First of all, English is not my first language so I apologize for any mistakes.

So my friend and I have been thinking about this for a while now, so we decided to turn to reddit. In short, me and my friend, who we’ll call F, had planned to go out for brunch on a certain date. Turns out, a couple of days before our previously scheduled brunch, our friends wanted to hang out ON THAT SAME DAY. I said no, since I already had plans with F, which they didn´t take well, arguing that we were going to see each other anyway if we decided to go with them. It was slighty annoying, as it wasn´t about seeing her or not, but spending time with her and her only after not being able to meet for months.

I decided to just ignore it, only to find out the next day that all of our friends were mad at us, the hang out was called off, and it seemed to be our fault. It is really difficult for us to be all avaible on the same day, since we all work long shifts, so I understand if they were annoyed that we were using that free time between me and F instead of the whole group. Still, I don’t see why insulting us and getting mad is logical, since, after all, we had plans before they did. I could’ve been with F as much as I could’ve been with the Queen of England, and I still wouldn’t have canceled because the plans WERE ALREADY MADE, and I think it’s rude to cancel on someone either way, so that’s why I think I’m not the asshole. I appreciate your help and opinions.

7 thoughts on “AITA for not wanting to hang out with my friends because I already had plans?”
  1. NAH. Unless they were really rude/mean in the insults, them being upset that their friends would rather do a splinter hang purely on principle is logically offputting. Its not the Queen of England, its our mutual friends, why can’t we adjust and be together?

    Now, if you rather be in a splinter, by all means but their chagrin is logical.

    1. Yeah they were pretty mean, but about the fact that I wouldn’t cancel plans I already had.

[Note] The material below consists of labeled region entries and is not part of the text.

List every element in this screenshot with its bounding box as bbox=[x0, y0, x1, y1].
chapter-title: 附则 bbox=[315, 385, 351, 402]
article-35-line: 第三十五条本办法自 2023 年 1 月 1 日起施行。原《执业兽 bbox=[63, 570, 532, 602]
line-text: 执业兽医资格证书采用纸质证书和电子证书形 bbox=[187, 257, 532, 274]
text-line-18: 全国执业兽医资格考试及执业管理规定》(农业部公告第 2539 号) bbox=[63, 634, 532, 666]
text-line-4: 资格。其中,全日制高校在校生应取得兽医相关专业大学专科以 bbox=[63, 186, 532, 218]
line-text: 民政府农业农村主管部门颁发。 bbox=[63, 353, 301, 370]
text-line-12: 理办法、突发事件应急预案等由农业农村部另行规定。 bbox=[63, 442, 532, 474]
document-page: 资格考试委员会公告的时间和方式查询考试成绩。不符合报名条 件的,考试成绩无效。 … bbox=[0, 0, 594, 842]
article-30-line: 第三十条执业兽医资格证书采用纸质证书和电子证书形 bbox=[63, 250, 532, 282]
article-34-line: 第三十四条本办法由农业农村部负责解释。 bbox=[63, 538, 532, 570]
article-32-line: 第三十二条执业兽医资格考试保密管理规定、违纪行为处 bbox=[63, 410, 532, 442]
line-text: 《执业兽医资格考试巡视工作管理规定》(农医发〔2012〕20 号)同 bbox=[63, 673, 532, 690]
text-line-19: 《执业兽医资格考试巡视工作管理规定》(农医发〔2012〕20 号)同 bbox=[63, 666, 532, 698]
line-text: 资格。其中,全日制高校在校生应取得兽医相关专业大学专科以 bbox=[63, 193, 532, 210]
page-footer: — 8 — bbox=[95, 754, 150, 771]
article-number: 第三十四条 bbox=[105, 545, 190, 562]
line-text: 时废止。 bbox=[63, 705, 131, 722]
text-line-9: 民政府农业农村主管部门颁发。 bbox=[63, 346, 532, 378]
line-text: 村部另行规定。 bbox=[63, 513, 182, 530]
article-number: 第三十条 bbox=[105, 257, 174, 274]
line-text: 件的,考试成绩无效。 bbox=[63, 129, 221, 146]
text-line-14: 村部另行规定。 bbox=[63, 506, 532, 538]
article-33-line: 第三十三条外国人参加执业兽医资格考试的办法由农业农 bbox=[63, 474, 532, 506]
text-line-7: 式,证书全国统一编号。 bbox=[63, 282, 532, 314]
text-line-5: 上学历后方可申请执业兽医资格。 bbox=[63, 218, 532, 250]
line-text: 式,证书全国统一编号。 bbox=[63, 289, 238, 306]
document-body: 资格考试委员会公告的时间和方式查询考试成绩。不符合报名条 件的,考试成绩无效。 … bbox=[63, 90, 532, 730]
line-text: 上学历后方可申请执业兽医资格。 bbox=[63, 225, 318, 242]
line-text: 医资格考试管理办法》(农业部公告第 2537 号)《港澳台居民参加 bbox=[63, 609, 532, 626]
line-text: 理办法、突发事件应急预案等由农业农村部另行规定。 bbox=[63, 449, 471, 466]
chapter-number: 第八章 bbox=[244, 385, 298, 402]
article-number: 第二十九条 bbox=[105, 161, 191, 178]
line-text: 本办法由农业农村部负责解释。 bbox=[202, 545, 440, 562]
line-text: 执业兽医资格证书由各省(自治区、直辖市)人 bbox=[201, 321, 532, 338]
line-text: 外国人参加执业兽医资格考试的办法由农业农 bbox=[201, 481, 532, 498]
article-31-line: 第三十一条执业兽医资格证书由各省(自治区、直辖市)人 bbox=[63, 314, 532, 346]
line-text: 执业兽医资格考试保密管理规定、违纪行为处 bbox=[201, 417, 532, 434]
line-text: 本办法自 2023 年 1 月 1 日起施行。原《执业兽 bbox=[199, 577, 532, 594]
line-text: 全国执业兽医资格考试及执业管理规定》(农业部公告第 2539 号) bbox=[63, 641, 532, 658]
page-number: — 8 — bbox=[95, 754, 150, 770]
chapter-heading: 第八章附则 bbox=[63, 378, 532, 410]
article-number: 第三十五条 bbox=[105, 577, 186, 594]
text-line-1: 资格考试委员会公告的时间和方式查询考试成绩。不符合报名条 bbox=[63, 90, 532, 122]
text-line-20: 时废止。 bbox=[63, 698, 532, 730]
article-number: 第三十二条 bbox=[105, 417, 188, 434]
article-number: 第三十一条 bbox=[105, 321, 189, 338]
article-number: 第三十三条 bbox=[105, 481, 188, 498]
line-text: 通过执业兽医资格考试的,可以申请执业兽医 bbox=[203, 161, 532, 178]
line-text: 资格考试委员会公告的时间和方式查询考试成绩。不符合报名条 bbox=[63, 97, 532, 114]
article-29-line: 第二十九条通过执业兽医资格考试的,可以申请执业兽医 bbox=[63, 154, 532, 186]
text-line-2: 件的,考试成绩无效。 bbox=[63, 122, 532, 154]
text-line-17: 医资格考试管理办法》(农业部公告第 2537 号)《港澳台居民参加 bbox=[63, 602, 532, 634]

I hadn’t said that I would be with F at first, and they were upset anyway. Plus, I had spent more time with them than I had with F, it’s not like I had been ignoring them for months and replaced them with someone else.

      PD: What does chagrin mean?

      1. Just feeling shitty/slighted.

        And yea, def they would feel slighted to learn the plan you can’t move is with a mutual.

  2. Yeah, you should have adjusted your plans since these were mutual friends and you can rarely all get together. You could have rescheduled the brunch with F. It doesn’t matter that you still see them a lot. The important thing is having everyone available at the same time is rare. I can see why they were upset. That’s like saying “we’re not going to the family picnic because we already planned a mother/daughter get together.” It would be completely different if F weren’t also part of the group and would also be there.

  3. NTA. Sometimes I have just enough energy to do a one-on-one catch up with one friend and not a whole ass group hangout, and that’s fine. Also, it’s important to maintain individual friendships within a bigger group. I don’t understand why your friends turned it into such a serious issue, to the point of being mean to you. Immature IMO.